April 26, 2002
The Terremark Premium
There are tons of investors who bought shares in web hosting companies and ISPs at high prices, only to see their holdings diminish as share values plunged in the Internet stock meltdown. If they'd known the company's shares would fall below $1, they wouldn't have bought at a higher price. Right? In recent weeks Terremark has stood that logic on its head, and has twice raised money by selling shares of its common stock for substantially more than their listed market value.
On April 1, the Miami-based developer of carrier hotels and network access points announced that it had raised $7.5 million by selling 10 million shares to company employees and investors at 75 cents a share. At the time, Terremark shares were trading on the NASDAQ at 46 cents, after falling as low as 22 cents earlier this year. By this week, the company's stock had rallied to 68 cents, raising the prospect that the insiders who paid a 50 percent premium less than a month ago may soon be "in the money" on their investment.

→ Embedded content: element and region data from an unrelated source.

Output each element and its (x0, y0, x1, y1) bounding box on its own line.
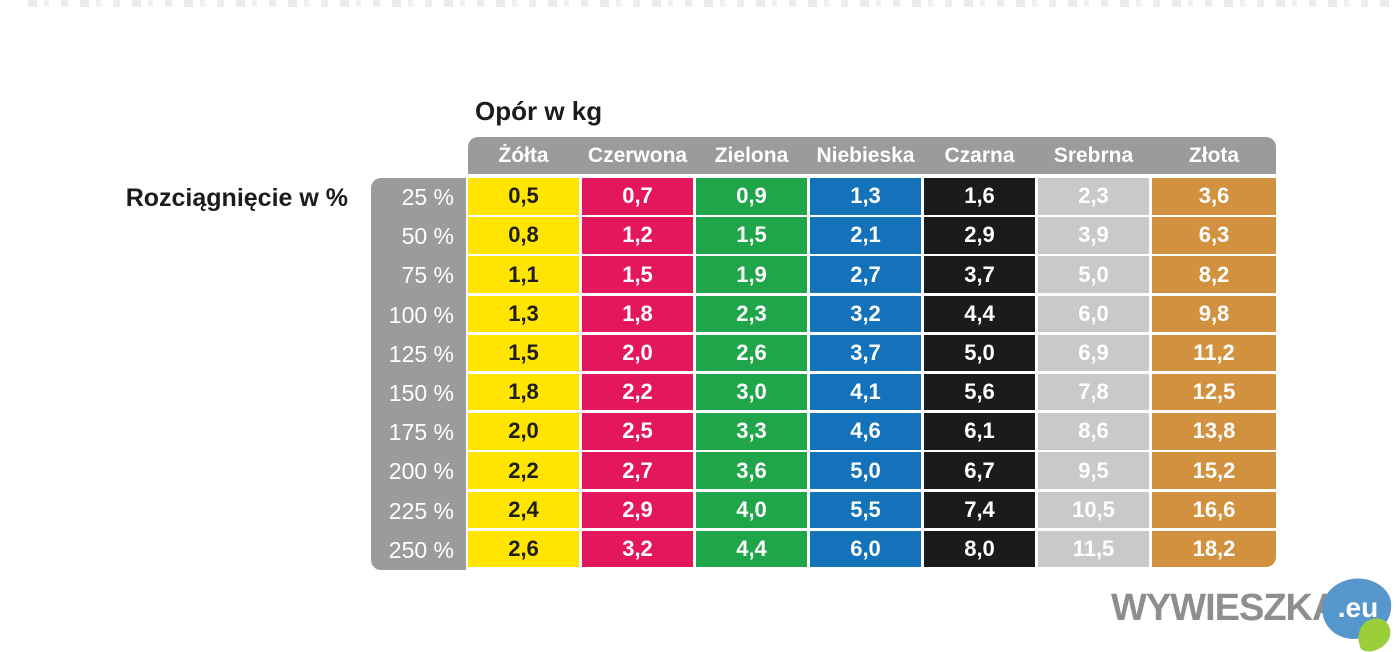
table-cell: 9,5 (1038, 452, 1149, 489)
table-cell: 4,0 (696, 491, 807, 528)
table-cell: 6,1 (924, 413, 1035, 450)
table-cell: 1,5 (582, 256, 693, 293)
column-header: Złota (1188, 143, 1240, 167)
table-cell: 0,7 (582, 178, 693, 215)
table-cell: 1,2 (582, 217, 693, 254)
table-cell: 2,3 (696, 295, 807, 333)
table-cell: 5,0 (1038, 256, 1149, 293)
column-header-bar: Żółta Czerwona Zielona Niebieska Czarna Srebr… (468, 137, 1276, 174)
table-cell: 1,6 (924, 178, 1035, 215)
column-header: Czarna (944, 143, 1015, 167)
table-cell: 2,2 (582, 373, 693, 411)
row-label: 100 % (388, 301, 454, 328)
row-label: 75 % (401, 262, 454, 289)
column-header: Zielona (714, 143, 789, 167)
table-cell: 3,0 (696, 373, 807, 411)
table-cell: 3,7 (924, 256, 1035, 293)
clipped-text-strip (28, 0, 1396, 7)
table-cell: 6,9 (1038, 334, 1149, 372)
table-cell: 15,2 (1152, 452, 1276, 489)
table-cell: 1,9 (696, 256, 807, 293)
watermark-tld-text: .eu (1337, 592, 1379, 623)
table-cell: 5,0 (810, 452, 921, 489)
column-header: Niebieska (816, 143, 915, 167)
table-cell: 0,9 (696, 178, 807, 215)
table-cell: 2,7 (810, 256, 921, 293)
watermark-brand-text: WYWIESZKA (1111, 587, 1339, 629)
row-label: 250 % (388, 536, 454, 563)
table-cell: 5,0 (924, 334, 1035, 372)
table-cell: 2,9 (924, 217, 1035, 254)
table-cell: 4,4 (924, 295, 1035, 333)
table-cell: 7,4 (924, 491, 1035, 528)
column-header: Żółta (498, 143, 549, 167)
table-cell: 4,1 (810, 373, 921, 411)
table-cell: 10,5 (1038, 491, 1149, 528)
row-label: 125 % (388, 340, 454, 367)
table-cell: 12,5 (1152, 373, 1276, 411)
table-cell: 3,3 (696, 413, 807, 450)
table-cell: 2,6 (468, 530, 579, 568)
table-cell: 4,4 (696, 530, 807, 568)
table-cell: 8,6 (1038, 413, 1149, 450)
table-cell: 5,6 (924, 373, 1035, 411)
row-axis-label: Rozciągnięcie w % (125, 184, 348, 212)
table-cell: 3,6 (696, 452, 807, 489)
table-cell: 2,0 (582, 334, 693, 372)
table-cell: 1,8 (582, 295, 693, 333)
row-label: 200 % (388, 458, 454, 485)
table-cell: 6,0 (1038, 295, 1149, 333)
row-label-column: 25 % 50 % 75 % 100 % 125 % 150 % 175 % 200 % 225… (371, 178, 466, 570)
table-cell: 9,8 (1152, 295, 1276, 333)
table-cell: 1,1 (468, 256, 579, 293)
table-cell: 3,7 (810, 334, 921, 372)
column-header: Czerwona (587, 143, 688, 167)
table-cell: 3,2 (582, 530, 693, 568)
row-label: 25 % (401, 184, 454, 211)
resistance-table: 0,5 0,7 0,9 1,3 1,6 2,3 3,6 0,8 1,2 1,5 2,1 2,9 3,9 6… (468, 178, 1276, 570)
row-label: 150 % (388, 380, 454, 407)
column-header: Srebrna (1053, 143, 1134, 167)
table-cell: 6,7 (924, 452, 1035, 489)
table-cell: 1,5 (468, 334, 579, 372)
table-cell: 2,0 (468, 413, 579, 450)
table-cell: 2,7 (582, 452, 693, 489)
table-cell: 3,9 (1038, 217, 1149, 254)
table-cell: 1,3 (810, 178, 921, 215)
table-cell: 2,9 (582, 491, 693, 528)
table-cell: 8,0 (924, 530, 1035, 568)
table-cell: 16,6 (1152, 491, 1276, 528)
table-cell: 2,1 (810, 217, 921, 254)
table-cell: 6,0 (810, 530, 921, 568)
table-cell: 1,3 (468, 295, 579, 333)
row-label: 225 % (388, 497, 454, 524)
table-cell: 2,2 (468, 452, 579, 489)
watermark: WYWIESZKA .eu (1105, 578, 1395, 652)
table-cell: 3,6 (1152, 178, 1276, 215)
table-cell: 3,2 (810, 295, 921, 333)
table-cell: 4,6 (810, 413, 921, 450)
table-cell: 5,5 (810, 491, 921, 528)
table-cell: 7,8 (1038, 373, 1149, 411)
table-cell: 11,2 (1152, 334, 1276, 372)
table-cell: 11,5 (1038, 530, 1149, 568)
table-cell: 18,2 (1152, 530, 1276, 568)
table-cell: 2,6 (696, 334, 807, 372)
watermark-green-teardrop-icon (1358, 618, 1391, 652)
table-cell: 6,3 (1152, 217, 1276, 254)
table-cell: 1,8 (468, 373, 579, 411)
table-cell: 13,8 (1152, 413, 1276, 450)
row-label: 175 % (388, 419, 454, 446)
table-cell: 2,5 (582, 413, 693, 450)
table-cell: 2,4 (468, 491, 579, 528)
table-title: Opór w kg (475, 96, 603, 126)
table-cell: 0,8 (468, 217, 579, 254)
row-label: 50 % (401, 223, 454, 250)
table-cell: 0,5 (468, 178, 579, 215)
table-cell: 8,2 (1152, 256, 1276, 293)
table-cell: 1,5 (696, 217, 807, 254)
table-cell: 2,3 (1038, 178, 1149, 215)
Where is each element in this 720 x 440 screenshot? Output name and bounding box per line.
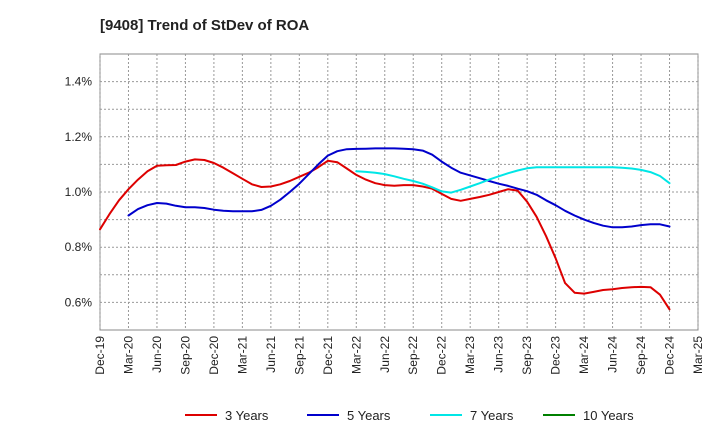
legend-label: 5 Years: [347, 408, 391, 423]
x-tick-label: Sep-21: [292, 336, 306, 375]
x-tick-label: Dec-22: [435, 336, 449, 375]
y-tick-label: 0.8%: [65, 240, 93, 254]
x-tick-label: Jun-23: [492, 336, 506, 373]
x-tick-label: Dec-24: [663, 336, 677, 375]
x-tick-label: Dec-21: [321, 336, 335, 375]
series-line-3-years: [99, 158, 671, 311]
x-tick-label: Mar-24: [577, 336, 591, 374]
x-tick-label: Dec-20: [207, 336, 221, 375]
x-tick-label: Sep-20: [178, 336, 192, 375]
y-axis-ticks: 0.6% 0.8% 1.0% 1.2% 1.4%: [65, 75, 93, 310]
x-tick-label: Dec-23: [549, 336, 563, 375]
x-tick-label: Mar-20: [121, 336, 135, 374]
y-tick-label: 0.6%: [65, 295, 93, 309]
x-tick-label: Jun-20: [150, 336, 164, 373]
y-tick-label: 1.4%: [65, 75, 93, 89]
series-line-7-years: [355, 166, 671, 194]
x-tick-label: Jun-24: [606, 336, 620, 373]
series-line-5-years: [127, 147, 671, 229]
x-tick-label: Mar-25: [691, 336, 705, 374]
legend: 3 Years 5 Years 7 Years 10 Years: [185, 408, 634, 423]
x-tick-label: Sep-23: [520, 336, 534, 375]
legend-label: 7 Years: [470, 408, 514, 423]
y-tick-label: 1.0%: [65, 185, 93, 199]
x-tick-label: Jun-21: [264, 336, 278, 373]
x-tick-label: Sep-22: [406, 336, 420, 375]
x-tick-label: Jun-22: [378, 336, 392, 373]
legend-label: 3 Years: [225, 408, 269, 423]
x-tick-label: Mar-23: [463, 336, 477, 374]
grid: [99, 54, 699, 330]
x-tick-label: Mar-21: [235, 336, 249, 374]
legend-label: 10 Years: [583, 408, 634, 423]
series-lines: [99, 147, 671, 311]
plot-area: [99, 53, 699, 331]
x-tick-label: Mar-22: [349, 336, 363, 374]
x-tick-label: Dec-19: [93, 336, 107, 375]
chart-title: [9408] Trend of StDev of ROA: [100, 17, 309, 34]
x-tick-label: Sep-24: [634, 336, 648, 375]
y-tick-label: 1.2%: [65, 130, 93, 144]
x-axis-ticks: Dec-19 Mar-20 Jun-20 Sep-20 Dec-20 Mar-21 Jun-…: [93, 336, 705, 375]
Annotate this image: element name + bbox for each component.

On Thursday, Terremark announced a deal to develop a NAP in Madrid, which included a provision in which its Spanish partners will pay $1 a share for 5 million shares of common stock - again, a 50 percent premium to the market price.
It remains to be seen how this strategy will work out over the long run. But in a dreadful capital market, the developers of the Technology Center of the Americas have been able to create confidence among insiders and business partners, and leverage that confidence into cash.